A brown skirt, ruffled and splashed with mosaics of sequins – Angel had always scorned moderation – fluttered at her waist, hugging the contours of her hips. Her sweater was salmon-pink, an almost subdued counterpart to the neon hues she normally wore. Colonies of buttons punctuated the soft fabric, laying across her shoulders and cuffs. Skin, the color of raw brandy in a shot glass, fused the elements together: cake, nut, fruit, liquor.

"He called her a fruitcake," Mimi whispered to him as they watched Angel stomp around in heels that could skewer cinderblocks. "She, uh, didn't take it too well."

A particularly loud outburst from Angel ( " – the fashion police? I bet his mother still dresses him. Aha!) escorted this statement.

Only Angel, Collins mused, would see that remark as an insult to her fashion sense instead of her sexuality.

"Fruitcake?" The very thought of food – dense cake and glossy fruit – made him hungry. "Oh, lover, I'll cover you…with plastic wrap," he chanted to Mimi, who snorted into her palm and then looked around accusingly for said snorter.

As he watched Angel pirouette and toy with her skirt, Collins remembered the afternoon they had chosen buttons for her shirt. They sat in front of the window, sunlight imprinting baroque patterns into their backs, their fingers digging into an old jar and pulling out smooth plastic disks.

Of course, the innocence devolved into something more primal – somehow Angel made even buttons seem erotic. The plastic smell – like paper money, only more humid – stuck to their fingers long afterward.

"Some people just can't understand art," Angel wailed, directing her attention at the full-length mirror. "That skinhead churro wouldn't know his Picasso from…from –"

"Van Gogh?" Collins suggested, grappling with one of the few names he knew. Is that the one who cut off his own ear? Or the one who strangled his wife with a sock? Oh, the irony of being a starving artist and knowing so little about art.

"Yes! From his Van Gogh." She seemed to register Collins' appearance in her doorway for the first time, a wide grin bisecting her face as she shimmied into his dutifully pressed his lips against her cheek, like sandpaper meeting placid water – number 257 out of his promised one thousand sweet kisses.

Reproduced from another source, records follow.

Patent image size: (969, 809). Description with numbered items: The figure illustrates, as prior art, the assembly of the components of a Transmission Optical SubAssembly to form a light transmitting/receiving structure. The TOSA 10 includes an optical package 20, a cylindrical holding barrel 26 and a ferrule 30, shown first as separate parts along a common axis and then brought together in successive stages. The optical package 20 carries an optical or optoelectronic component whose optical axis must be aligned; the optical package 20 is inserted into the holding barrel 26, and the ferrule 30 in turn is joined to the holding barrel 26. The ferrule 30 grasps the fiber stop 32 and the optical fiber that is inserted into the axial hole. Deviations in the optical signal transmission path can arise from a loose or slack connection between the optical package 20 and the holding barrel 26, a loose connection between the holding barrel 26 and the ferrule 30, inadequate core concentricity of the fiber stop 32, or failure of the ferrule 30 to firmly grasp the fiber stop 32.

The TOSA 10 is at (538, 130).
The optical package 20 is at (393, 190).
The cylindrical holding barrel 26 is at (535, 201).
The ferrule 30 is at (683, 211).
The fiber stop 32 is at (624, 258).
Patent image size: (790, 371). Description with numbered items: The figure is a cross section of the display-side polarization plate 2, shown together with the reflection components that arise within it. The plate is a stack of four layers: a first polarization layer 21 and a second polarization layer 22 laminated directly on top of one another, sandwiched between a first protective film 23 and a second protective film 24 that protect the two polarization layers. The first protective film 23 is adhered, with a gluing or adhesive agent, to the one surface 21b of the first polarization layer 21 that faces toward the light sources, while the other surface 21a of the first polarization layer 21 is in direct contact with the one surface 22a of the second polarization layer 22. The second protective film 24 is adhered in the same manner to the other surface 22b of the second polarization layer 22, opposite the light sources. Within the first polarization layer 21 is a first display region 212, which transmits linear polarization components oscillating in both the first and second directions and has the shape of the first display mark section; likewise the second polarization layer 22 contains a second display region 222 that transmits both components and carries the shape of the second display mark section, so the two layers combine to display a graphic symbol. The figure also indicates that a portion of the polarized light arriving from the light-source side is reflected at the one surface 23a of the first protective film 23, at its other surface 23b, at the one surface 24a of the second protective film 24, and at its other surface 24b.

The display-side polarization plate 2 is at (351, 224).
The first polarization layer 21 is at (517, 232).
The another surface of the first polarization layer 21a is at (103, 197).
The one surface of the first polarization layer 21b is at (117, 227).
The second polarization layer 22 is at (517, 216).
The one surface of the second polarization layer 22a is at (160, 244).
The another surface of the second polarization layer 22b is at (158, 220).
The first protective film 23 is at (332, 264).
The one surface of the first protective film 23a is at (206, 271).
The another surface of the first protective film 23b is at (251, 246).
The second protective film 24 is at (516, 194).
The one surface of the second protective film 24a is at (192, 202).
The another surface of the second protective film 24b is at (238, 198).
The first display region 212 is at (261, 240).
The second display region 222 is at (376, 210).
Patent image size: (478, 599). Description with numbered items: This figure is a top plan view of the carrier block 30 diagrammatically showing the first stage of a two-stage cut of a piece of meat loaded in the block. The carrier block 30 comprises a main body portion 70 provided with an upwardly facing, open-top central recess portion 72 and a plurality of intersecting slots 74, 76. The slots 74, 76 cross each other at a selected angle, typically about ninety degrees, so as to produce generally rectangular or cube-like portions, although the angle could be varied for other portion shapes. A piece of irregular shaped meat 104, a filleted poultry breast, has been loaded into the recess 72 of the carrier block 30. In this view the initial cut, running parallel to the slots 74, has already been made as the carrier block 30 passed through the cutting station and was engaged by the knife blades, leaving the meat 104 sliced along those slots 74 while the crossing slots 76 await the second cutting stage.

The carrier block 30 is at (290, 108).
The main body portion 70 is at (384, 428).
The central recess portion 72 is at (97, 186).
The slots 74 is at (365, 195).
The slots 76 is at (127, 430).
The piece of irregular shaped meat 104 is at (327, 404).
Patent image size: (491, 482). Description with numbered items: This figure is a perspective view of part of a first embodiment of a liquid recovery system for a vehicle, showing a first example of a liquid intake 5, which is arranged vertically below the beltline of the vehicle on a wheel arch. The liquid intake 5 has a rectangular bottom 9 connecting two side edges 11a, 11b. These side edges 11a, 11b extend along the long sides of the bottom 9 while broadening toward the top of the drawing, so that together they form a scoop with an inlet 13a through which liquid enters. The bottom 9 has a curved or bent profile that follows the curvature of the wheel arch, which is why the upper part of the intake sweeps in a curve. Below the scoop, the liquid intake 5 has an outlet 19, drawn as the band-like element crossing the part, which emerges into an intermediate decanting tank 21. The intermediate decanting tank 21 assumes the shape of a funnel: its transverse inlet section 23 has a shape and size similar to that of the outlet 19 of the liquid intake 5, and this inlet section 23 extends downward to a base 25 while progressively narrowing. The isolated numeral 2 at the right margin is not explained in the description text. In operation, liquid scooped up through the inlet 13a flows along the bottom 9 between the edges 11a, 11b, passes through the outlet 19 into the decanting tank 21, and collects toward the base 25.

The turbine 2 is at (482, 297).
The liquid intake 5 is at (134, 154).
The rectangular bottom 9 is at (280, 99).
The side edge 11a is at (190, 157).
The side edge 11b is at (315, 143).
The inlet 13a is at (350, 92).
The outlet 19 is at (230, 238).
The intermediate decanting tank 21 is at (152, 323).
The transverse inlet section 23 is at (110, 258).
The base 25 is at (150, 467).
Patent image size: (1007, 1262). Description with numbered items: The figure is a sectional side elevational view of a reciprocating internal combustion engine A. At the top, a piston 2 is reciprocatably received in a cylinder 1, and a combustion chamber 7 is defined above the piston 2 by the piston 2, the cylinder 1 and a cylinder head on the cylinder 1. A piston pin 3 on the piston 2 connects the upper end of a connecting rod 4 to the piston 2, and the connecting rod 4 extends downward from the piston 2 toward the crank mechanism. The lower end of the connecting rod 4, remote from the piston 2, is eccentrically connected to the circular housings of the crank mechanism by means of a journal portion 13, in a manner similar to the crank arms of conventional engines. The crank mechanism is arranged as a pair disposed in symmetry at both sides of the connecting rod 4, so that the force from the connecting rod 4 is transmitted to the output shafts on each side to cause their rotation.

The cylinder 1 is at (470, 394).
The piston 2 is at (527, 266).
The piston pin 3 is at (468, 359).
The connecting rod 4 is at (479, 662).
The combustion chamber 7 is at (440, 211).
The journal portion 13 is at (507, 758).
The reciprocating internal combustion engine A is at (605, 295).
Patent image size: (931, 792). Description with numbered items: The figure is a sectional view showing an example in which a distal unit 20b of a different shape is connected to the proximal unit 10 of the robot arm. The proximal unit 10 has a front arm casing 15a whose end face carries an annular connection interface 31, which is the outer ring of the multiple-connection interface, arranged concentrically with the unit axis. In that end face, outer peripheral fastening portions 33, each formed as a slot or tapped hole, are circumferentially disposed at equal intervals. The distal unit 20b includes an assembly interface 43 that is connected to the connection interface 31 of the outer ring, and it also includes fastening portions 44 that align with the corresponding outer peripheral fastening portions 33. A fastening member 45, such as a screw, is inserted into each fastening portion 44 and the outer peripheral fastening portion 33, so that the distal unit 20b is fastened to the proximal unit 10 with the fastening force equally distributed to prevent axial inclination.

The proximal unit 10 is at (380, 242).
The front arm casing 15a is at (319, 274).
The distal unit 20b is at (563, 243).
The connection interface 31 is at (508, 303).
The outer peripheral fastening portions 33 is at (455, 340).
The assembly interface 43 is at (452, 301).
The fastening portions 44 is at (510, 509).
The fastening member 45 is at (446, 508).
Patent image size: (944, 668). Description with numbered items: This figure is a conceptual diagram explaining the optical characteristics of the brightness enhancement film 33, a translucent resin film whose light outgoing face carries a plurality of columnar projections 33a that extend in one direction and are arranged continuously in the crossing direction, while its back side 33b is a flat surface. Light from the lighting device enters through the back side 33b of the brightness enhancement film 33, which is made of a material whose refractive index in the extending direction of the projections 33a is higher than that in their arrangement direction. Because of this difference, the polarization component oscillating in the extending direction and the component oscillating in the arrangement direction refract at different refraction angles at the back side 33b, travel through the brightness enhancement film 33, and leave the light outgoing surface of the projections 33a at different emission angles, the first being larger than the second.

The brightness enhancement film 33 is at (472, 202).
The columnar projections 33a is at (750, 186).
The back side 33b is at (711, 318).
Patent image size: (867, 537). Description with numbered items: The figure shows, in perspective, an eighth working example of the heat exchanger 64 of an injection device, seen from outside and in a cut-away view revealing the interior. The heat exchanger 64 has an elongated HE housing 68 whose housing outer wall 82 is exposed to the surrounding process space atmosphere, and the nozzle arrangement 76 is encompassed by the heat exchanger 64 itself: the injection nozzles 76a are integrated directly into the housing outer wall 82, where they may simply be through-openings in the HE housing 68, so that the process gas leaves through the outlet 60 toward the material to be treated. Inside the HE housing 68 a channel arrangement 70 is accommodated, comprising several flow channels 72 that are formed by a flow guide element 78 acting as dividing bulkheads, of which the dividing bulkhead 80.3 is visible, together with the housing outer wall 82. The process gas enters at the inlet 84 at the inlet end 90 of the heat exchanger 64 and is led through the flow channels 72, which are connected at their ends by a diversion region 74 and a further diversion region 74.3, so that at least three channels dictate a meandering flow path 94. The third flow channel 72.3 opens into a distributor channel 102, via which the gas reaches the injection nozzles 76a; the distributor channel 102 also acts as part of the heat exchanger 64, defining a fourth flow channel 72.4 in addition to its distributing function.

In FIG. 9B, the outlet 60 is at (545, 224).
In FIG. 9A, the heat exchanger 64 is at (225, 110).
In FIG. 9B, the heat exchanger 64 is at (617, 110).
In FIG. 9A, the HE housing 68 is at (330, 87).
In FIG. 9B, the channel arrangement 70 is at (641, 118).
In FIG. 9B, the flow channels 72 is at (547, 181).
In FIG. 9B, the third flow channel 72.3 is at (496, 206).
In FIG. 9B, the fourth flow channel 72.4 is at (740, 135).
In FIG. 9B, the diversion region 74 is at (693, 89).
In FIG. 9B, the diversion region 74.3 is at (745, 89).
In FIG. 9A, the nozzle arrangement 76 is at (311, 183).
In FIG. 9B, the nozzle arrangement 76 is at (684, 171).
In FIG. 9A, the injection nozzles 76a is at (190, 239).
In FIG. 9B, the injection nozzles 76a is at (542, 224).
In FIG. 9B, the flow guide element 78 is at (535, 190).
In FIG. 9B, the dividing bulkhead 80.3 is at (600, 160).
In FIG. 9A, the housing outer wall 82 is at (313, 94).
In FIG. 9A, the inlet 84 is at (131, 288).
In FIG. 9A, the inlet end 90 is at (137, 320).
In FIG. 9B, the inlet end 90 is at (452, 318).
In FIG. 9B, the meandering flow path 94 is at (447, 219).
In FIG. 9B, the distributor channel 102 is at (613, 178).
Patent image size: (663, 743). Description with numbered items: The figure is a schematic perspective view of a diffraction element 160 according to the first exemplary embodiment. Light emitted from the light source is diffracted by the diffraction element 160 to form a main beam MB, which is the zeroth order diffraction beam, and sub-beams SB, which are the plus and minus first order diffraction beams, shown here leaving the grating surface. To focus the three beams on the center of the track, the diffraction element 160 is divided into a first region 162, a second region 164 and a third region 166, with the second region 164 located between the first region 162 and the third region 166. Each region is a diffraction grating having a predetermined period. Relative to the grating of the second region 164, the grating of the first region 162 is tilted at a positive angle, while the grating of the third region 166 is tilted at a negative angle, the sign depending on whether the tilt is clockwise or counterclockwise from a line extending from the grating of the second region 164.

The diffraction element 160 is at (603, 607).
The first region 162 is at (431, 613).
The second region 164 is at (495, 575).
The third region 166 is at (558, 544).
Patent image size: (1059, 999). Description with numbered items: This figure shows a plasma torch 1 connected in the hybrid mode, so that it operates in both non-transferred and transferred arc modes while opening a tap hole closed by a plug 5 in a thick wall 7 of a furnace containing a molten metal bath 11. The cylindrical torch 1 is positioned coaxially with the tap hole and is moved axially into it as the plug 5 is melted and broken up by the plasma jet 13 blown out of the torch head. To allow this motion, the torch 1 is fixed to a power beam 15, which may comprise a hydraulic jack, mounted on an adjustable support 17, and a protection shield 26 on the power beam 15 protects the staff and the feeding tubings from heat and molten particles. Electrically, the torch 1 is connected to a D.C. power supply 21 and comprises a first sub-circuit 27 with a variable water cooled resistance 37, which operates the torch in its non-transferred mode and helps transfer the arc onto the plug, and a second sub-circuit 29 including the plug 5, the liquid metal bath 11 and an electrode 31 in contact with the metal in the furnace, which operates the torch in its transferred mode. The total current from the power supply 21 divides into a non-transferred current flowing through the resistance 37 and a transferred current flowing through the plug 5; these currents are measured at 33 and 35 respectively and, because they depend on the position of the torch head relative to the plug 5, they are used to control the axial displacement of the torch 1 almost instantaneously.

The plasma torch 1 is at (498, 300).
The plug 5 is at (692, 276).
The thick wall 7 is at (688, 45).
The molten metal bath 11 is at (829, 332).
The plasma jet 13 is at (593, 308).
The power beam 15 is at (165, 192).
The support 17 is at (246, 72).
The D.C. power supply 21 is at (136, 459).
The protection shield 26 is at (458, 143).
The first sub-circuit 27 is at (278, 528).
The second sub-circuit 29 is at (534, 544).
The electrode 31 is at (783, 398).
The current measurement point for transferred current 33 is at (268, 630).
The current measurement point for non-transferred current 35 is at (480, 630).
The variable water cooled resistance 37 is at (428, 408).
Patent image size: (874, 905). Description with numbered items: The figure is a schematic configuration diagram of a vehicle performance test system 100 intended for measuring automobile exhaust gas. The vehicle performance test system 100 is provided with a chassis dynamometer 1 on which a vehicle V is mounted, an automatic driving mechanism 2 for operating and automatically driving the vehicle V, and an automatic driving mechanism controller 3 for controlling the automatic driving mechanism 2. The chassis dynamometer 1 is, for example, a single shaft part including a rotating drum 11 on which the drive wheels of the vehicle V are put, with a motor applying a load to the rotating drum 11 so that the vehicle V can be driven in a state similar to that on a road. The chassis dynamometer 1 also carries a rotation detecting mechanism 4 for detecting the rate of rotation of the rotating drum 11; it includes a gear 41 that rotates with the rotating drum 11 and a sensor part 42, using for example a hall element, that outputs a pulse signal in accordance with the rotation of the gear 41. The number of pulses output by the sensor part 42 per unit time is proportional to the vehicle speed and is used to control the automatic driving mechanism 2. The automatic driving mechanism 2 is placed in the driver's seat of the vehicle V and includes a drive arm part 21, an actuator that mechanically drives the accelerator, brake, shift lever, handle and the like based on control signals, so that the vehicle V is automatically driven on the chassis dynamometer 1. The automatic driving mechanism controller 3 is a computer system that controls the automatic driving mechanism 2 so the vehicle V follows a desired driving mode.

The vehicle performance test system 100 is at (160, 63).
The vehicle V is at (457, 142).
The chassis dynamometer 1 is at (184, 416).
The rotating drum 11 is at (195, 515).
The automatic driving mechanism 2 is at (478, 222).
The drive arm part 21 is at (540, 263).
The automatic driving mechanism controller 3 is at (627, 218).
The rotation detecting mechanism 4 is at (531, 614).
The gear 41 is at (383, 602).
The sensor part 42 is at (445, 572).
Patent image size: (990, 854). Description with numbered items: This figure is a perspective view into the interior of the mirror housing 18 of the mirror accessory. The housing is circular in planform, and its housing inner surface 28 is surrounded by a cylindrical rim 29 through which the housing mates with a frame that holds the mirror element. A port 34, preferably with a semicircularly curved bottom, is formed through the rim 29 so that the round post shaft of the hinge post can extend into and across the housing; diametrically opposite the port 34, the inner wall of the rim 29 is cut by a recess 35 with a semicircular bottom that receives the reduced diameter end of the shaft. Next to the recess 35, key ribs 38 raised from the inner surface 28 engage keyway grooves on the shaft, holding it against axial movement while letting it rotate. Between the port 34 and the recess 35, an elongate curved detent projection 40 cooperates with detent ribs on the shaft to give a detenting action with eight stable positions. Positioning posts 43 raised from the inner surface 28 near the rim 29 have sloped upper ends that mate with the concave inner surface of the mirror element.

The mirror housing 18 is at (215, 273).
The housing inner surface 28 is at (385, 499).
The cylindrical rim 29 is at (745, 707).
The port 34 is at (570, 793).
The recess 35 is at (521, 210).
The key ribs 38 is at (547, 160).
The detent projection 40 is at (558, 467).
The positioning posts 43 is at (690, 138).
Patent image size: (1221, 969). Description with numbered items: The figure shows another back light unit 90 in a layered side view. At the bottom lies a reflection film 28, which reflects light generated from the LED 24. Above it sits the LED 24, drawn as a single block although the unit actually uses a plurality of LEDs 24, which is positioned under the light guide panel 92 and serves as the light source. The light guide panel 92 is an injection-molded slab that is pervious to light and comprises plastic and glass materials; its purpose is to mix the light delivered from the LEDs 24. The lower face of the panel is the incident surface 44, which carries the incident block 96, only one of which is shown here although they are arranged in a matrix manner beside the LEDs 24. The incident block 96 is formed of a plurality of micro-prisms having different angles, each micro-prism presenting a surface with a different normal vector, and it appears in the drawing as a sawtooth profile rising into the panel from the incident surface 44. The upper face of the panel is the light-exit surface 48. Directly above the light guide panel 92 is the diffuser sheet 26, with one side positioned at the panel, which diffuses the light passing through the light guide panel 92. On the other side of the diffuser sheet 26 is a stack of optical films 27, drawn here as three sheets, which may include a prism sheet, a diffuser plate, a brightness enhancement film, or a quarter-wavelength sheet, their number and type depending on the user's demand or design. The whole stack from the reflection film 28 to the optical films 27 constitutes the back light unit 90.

He had spent enough time with Angel and Mimi – his señoritas bonitas, he often bumbled in half-hearted stabs at Spanglish – to know that his lover had just called someone a fried doughnut. What is this, the spontaneous manifestation of inner cuisine? The id of the belly?

He could taste shampoo – spice and citrus – on his lips as he cushioned his chin in Angel's nest of soft hair. "Lucky."

"Hmm?" She looked up at him expectantly, her muscles responding to his pheromone cues.

A slim curtain of air was all that parted their lips, waiting to lock and unlock. "Lucky for you, I love fruitcake."